= Four corners (law) =

Legal doctrine for textual interpretation

The Four Corners Rule is a legal doctrine that courts use to determine the meaning of a written instrument such as a contract, will, or deed as represented solely by its textual content. The doctrine states that where there is no ambiguity of terms, the Court must rely on the written instrument solely and cannot consider extraneous evidence.

==Contract interpretation==
In contract interpretation, the Four Corners Rule refers to a common law doctrine dating back to old English courts that requires the court to resolve contractual disputes based on the words contained in the disputed contract.

The four corners doctrine is similar to the parol evidence rule, which prohibits a contracting party from introducing evidence separate from the contract that would modify the contract in contravention of its written terms. However, the Four Corners Doctrine prohibits a party from introducing evidence to interpret an unambiguous term.

The doctrine requires a court to discern what the contracting parties intended by using the whole document; no cherry picking. Most commercial contracts contain a clause entitled either "Merger", "Integration", or "Entire Agreement". In this clause, there would usually be language indicating that the parties' understanding of the other provisions of the contract are contained within the four corners of the same. Many modern contracts have taken it further to state that the entire agreement is contained within the agreement and that the agreement supersedes all prior understandings.

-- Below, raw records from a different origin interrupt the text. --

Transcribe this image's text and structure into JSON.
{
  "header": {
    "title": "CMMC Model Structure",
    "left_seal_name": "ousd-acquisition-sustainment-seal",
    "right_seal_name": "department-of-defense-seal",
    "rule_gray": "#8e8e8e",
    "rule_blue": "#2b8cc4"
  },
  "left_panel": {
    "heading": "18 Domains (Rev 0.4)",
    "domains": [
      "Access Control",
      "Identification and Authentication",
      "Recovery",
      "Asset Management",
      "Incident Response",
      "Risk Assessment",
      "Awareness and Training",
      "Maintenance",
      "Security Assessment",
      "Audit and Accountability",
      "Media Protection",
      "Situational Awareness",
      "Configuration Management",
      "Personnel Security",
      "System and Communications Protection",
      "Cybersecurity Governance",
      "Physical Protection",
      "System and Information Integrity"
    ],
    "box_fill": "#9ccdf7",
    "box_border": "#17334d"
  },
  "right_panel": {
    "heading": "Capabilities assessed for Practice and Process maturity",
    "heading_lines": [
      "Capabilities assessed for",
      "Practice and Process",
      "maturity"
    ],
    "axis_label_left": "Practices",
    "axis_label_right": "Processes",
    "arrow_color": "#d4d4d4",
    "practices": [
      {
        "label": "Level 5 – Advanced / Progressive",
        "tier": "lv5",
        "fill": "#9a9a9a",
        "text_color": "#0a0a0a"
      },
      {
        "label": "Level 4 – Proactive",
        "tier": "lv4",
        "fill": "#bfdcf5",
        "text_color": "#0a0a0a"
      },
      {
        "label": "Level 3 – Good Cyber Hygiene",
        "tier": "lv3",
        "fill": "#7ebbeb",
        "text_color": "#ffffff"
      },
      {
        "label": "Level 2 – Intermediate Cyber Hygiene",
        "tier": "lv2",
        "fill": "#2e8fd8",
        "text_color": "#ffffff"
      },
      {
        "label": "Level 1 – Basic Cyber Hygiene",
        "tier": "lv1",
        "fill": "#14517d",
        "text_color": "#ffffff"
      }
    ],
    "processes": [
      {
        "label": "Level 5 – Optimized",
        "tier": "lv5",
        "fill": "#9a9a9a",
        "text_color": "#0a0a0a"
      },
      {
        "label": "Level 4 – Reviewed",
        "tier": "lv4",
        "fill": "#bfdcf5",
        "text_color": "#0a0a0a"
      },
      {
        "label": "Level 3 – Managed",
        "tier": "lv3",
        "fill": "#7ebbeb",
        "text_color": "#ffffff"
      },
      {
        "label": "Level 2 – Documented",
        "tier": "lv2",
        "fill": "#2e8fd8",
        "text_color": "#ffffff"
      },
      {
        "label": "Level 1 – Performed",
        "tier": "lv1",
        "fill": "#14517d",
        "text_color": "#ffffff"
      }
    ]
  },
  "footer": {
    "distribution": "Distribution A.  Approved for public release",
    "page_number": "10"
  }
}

In some jurisdictions, including the US, the rule is controversial, and courts apply it with different degrees of force.

==Examples==
An integration clause (merger clause) can express that the agreement is complete and fully integrated.

- "There are no extraneous agreements or other understandings between the parties. The entire agreement is contained within the four corners of this document and any dispute to the meaning contained therein will be governed by this document."
- "The parties intend that this Agreement, together with all attachments, schedules, exhibits, and other documents that both are referenced in this Agreement and refer to this Agreement, represent the final expression of the parties' intent relating to the subject matter of this Agreement, contain all the terms the parties agreed to relating to the subject matter, and replace all of the parties' previous discussions, understandings, negotiations, representations and agreements relating to the subject matter of this Agreement regardless whether written or oral."
- "This Agreement contains the entire and integrated agreement between the parties and supersedes all prior negotiations, representations, or agreements, whether written or oral."

==Case law==
The following is an incomplete list of examples where courts used the Four Corners Doctrine while interpreting the disputed-document:
1. From the four corners of the document: as derived from the text of the agreement itself, without relying upon other resources or witnesses.
  - "Absent ambiguity, the parties’ intentions must be discerned from the four corners of the document, and extrinsic evidence may not be considered."
  - "Construction of a deed is a matter of law, and the intention of the parties is to be gathered from the four corners of the instrument."
2. Looking at the four corners of the will: examining and analyzing the will.
  - "It is evident to us, from looking at the four corners of the will, ..."
3. Determining whether to suppress evidence recovered and whether it was covered in the warrant.
  - "This Court has interpreted the above constitutional and statutory provisions of this State to mean just what they clearly state, and by doing so has characterized its interpretation by calling it the "four corners" rule or doctrine of law."
  - "We granted defendant's application for certiorari, 600 So. 2d 617 (La.1992), primarily to consider the rulings of the lower courts in the light of the "four corners" doctrine pronounced by this court in State v. Wells, 253 La. 925, 221 So. 2d 50 (1969)."
4. Deed interpretation.
  - "This case involves construction of a deed through which a mineral interest was conveyed. The language within the deed's "four corners" was construed by the chancery court as unambiguous, and this Court affirms."